God's plans always exceed our Prayers

Read Daniel 9.

When the Babylonian empire fell, Daniel turned to the Scriptures.  He read again the words of the prophet Jeremiah regarding the time when God would restore Israel.

"For thus says the LORD: When seventy years are completed for Babylon, I will visit you, and I will fulfill to you my promise and bring you back to this place.  For I know the plans I have for you, declares the LORD, plans for welfare and not for evil, to give you a future and a hope.  Then you will call upon me and come and pray to me, and I will hear you.  You will seek me and find me, when you seek me with all your heart.  I will be found by you, declares the LORD, and I will restore your fortunes and gather you from all the nations and all the places where I have driven you, declares the LORD, and I will bring you back to the place from which I sent you into exile."  (Jeremiah 29:10-14)
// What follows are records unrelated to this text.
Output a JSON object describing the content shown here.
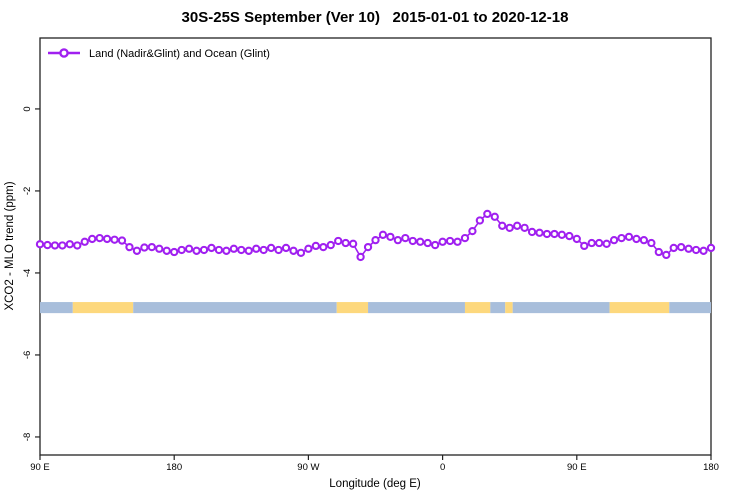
{
  "title": "30S-25S September (Ver 10)   2015-01-01 to 2020-12-18",
  "legend": {
    "label": "Land (Nadir&Glint) and Ocean (Glint)",
    "position": "top-left"
  },
  "colors": {
    "series": "#A020F0",
    "ocean_band": "#A8BEDB",
    "land_band": "#FDD87D",
    "axis": "#222222"
  },
  "chart_data": {
    "type": "line",
    "title": "30S-25S September (Ver 10)   2015-01-01 to 2020-12-18",
    "xlabel": "Longitude (deg E)",
    "ylabel": "XCO2 - MLO trend (ppm)",
    "xlim": [
      90,
      540
    ],
    "ylim": [
      -8.44,
      1.73
    ],
    "grid": false,
    "legend_position": "top-left",
    "x_ticks": [
      {
        "value": 90,
        "label": "90 E"
      },
      {
        "value": 180,
        "label": "180"
      },
      {
        "value": 270,
        "label": "90 W"
      },
      {
        "value": 360,
        "label": "0"
      },
      {
        "value": 450,
        "label": "90 E"
      },
      {
        "value": 540,
        "label": "180"
      }
    ],
    "y_ticks": [
      {
        "value": 0,
        "label": "0"
      },
      {
        "value": -2,
        "label": "-2"
      },
      {
        "value": -4,
        "label": "-4"
      },
      {
        "value": -6,
        "label": "-6"
      },
      {
        "value": -8,
        "label": "-8"
      }
    ],
    "series": [
      {
        "name": "Land (Nadir&Glint) and Ocean (Glint)",
        "color": "#A020F0",
        "marker": "open-circle",
        "x": [
          90,
          95,
          100,
          105,
          110,
          115,
          120,
          125,
          130,
          135,
          140,
          145,
          150,
          155,
          160,
          165,
          170,
          175,
          180,
          185,
          190,
          195,
          200,
          205,
          210,
          215,
          220,
          225,
          230,
          235,
          240,
          245,
          250,
          255,
          260,
          265,
          270,
          275,
          280,
          285,
          290,
          295,
          300,
          305,
          310,
          315,
          320,
          325,
          330,
          335,
          340,
          345,
          350,
          355,
          360,
          365,
          370,
          375,
          380,
          385,
          390,
          395,
          400,
          405,
          410,
          415,
          420,
          425,
          430,
          435,
          440,
          445,
          450,
          455,
          460,
          465,
          470,
          475,
          480,
          485,
          490,
          495,
          500,
          505,
          510,
          515,
          520,
          525,
          530,
          535,
          540
        ],
        "y": [
          -3.3,
          -3.32,
          -3.33,
          -3.33,
          -3.3,
          -3.33,
          -3.24,
          -3.17,
          -3.15,
          -3.17,
          -3.19,
          -3.21,
          -3.37,
          -3.46,
          -3.38,
          -3.37,
          -3.41,
          -3.46,
          -3.49,
          -3.44,
          -3.41,
          -3.46,
          -3.44,
          -3.39,
          -3.44,
          -3.46,
          -3.41,
          -3.44,
          -3.46,
          -3.41,
          -3.44,
          -3.39,
          -3.44,
          -3.39,
          -3.46,
          -3.51,
          -3.41,
          -3.34,
          -3.37,
          -3.32,
          -3.22,
          -3.27,
          -3.29,
          -3.61,
          -3.37,
          -3.2,
          -3.07,
          -3.12,
          -3.2,
          -3.15,
          -3.22,
          -3.24,
          -3.27,
          -3.32,
          -3.24,
          -3.22,
          -3.24,
          -3.15,
          -2.98,
          -2.72,
          -2.56,
          -2.63,
          -2.85,
          -2.9,
          -2.85,
          -2.9,
          -3.0,
          -3.02,
          -3.05,
          -3.05,
          -3.07,
          -3.1,
          -3.17,
          -3.34,
          -3.27,
          -3.27,
          -3.29,
          -3.2,
          -3.15,
          -3.12,
          -3.17,
          -3.2,
          -3.27,
          -3.49,
          -3.56,
          -3.39,
          -3.37,
          -3.41,
          -3.44,
          -3.46,
          -3.39
        ]
      }
    ],
    "land_ocean_band": {
      "description": "surface type strip along longitude",
      "y_top": -4.71,
      "y_bottom": -4.98,
      "ocean_color": "#A8BEDB",
      "land_color": "#FDD87D",
      "segments": [
        {
          "surface": "ocean",
          "from": 90,
          "to": 112
        },
        {
          "surface": "land",
          "from": 112,
          "to": 152.5
        },
        {
          "surface": "ocean",
          "from": 152.5,
          "to": 289
        },
        {
          "surface": "land",
          "from": 289,
          "to": 310
        },
        {
          "surface": "ocean",
          "from": 310,
          "to": 375
        },
        {
          "surface": "land",
          "from": 375,
          "to": 392
        },
        {
          "surface": "ocean",
          "from": 392,
          "to": 402
        },
        {
          "surface": "land",
          "from": 402,
          "to": 407
        },
        {
          "surface": "ocean",
          "from": 407,
          "to": 472
        },
        {
          "surface": "land",
          "from": 472,
          "to": 512
        },
        {
          "surface": "ocean",
          "from": 512,
          "to": 540
        }
      ]
    }
  }
}
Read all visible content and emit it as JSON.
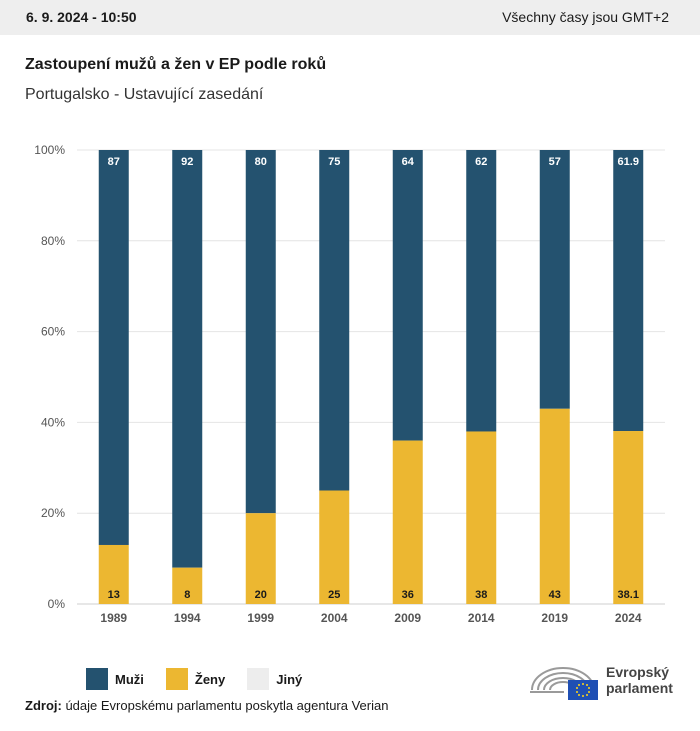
{
  "header": {
    "date": "6. 9. 2024 - 10:50",
    "timezone": "Všechny časy jsou GMT+2"
  },
  "title": "Zastoupení mužů a žen v EP podle roků",
  "subtitle": "Portugalsko - Ustavující zasedání",
  "chart_data": {
    "type": "bar",
    "stacked": true,
    "categories": [
      "1989",
      "1994",
      "1999",
      "2004",
      "2009",
      "2014",
      "2019",
      "2024"
    ],
    "series": [
      {
        "name": "Ženy",
        "values": [
          13,
          8,
          20,
          25,
          36,
          38,
          43,
          38.1
        ],
        "labels": [
          "13",
          "8",
          "20",
          "25",
          "36",
          "38",
          "43",
          "38.1"
        ],
        "color": "#ecb731"
      },
      {
        "name": "Muži",
        "values": [
          87,
          92,
          80,
          75,
          64,
          62,
          57,
          61.9
        ],
        "labels": [
          "87",
          "92",
          "80",
          "75",
          "64",
          "62",
          "57",
          "61.9"
        ],
        "color": "#24526f"
      }
    ],
    "ylim": [
      0,
      100
    ],
    "yticks": [
      "0%",
      "20%",
      "40%",
      "60%",
      "80%",
      "100%"
    ],
    "grid": true
  },
  "legend": [
    {
      "label": "Muži",
      "color": "#24526f"
    },
    {
      "label": "Ženy",
      "color": "#ecb731"
    },
    {
      "label": "Jiný",
      "color": "#ededed"
    }
  ],
  "source": {
    "lead": "Zdroj:",
    "text": " údaje Evropskému parlamentu poskytla agentura Verian"
  },
  "logo": {
    "line1": "Evropský",
    "line2": "parlament"
  }
}
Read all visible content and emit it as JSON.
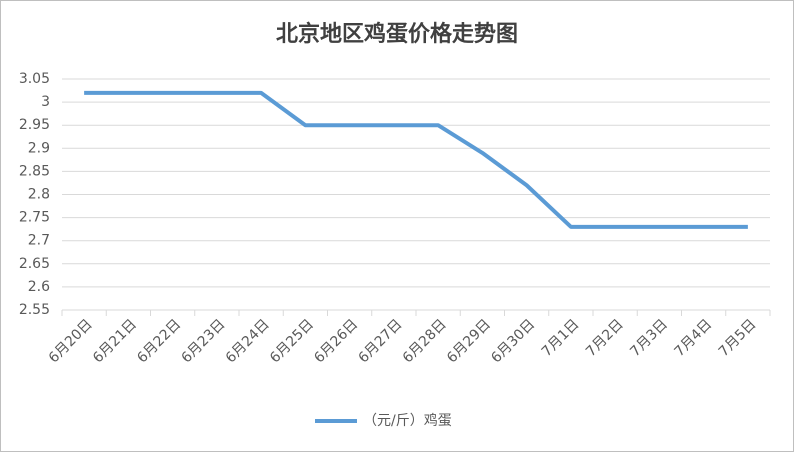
{
  "chart_data": {
    "type": "line",
    "title": "北京地区鸡蛋价格走势图",
    "categories": [
      "6月20日",
      "6月21日",
      "6月22日",
      "6月23日",
      "6月24日",
      "6月25日",
      "6月26日",
      "6月27日",
      "6月28日",
      "6月29日",
      "6月30日",
      "7月1日",
      "7月2日",
      "7月3日",
      "7月4日",
      "7月5日"
    ],
    "series": [
      {
        "name": "（元/斤）鸡蛋",
        "color": "#5b9bd5",
        "values": [
          3.02,
          3.02,
          3.02,
          3.02,
          3.02,
          2.95,
          2.95,
          2.95,
          2.95,
          2.89,
          2.82,
          2.73,
          2.73,
          2.73,
          2.73,
          2.73
        ]
      }
    ],
    "ylim": [
      2.55,
      3.05
    ],
    "yticks": [
      2.55,
      2.6,
      2.65,
      2.7,
      2.75,
      2.8,
      2.85,
      2.9,
      2.95,
      3,
      3.05
    ],
    "grid": true,
    "legend": "bottom"
  }
}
Daniel realized that the seventy years was coming to a close and now God would act.  God's call to seek Him moved the prophet to pray a prayer of national intercession.  He confessed the sins of the people for not listening to God's word and rebelling against Him.  He plead for mercy, forgiveness, and for the LORD not to delay in acting on behalf of His people.  That is all Daniel could see from the Scriptures he had.  What he could not see was much more that God intended to do in the future.  Therefore, God responded to Daniel's prayer by sending the angel Gabriel.

Gabriel did not speak of the seventy years but seventy sevens (not weeks), or 490 years.  In Hebrew it is a play on words.  469 of those years have been literally fulfilled in history.  It is the 70th week (7 years) that has not happened yet.  Revelation describes the time of Tribulation as a 7 year period.  The descriptions of that time by Jesus and in Revelation confirm those future events as foretold in the book of Daniel.  We are now living in the gap between "an anointed one shall be cut off" (v.26, the crucifixion of Messiah) and when the Tribulation will begin.  The Apostle Paul explained it this way: "...a partial hardening has come upon Israel, until the fullness of the Gentiles has come in." (Romans 11:25b)

In the meantime, we may be assured of two things:
1. God will keep His promises to His ancient people.
2. He will be faithful to us today and for eternity.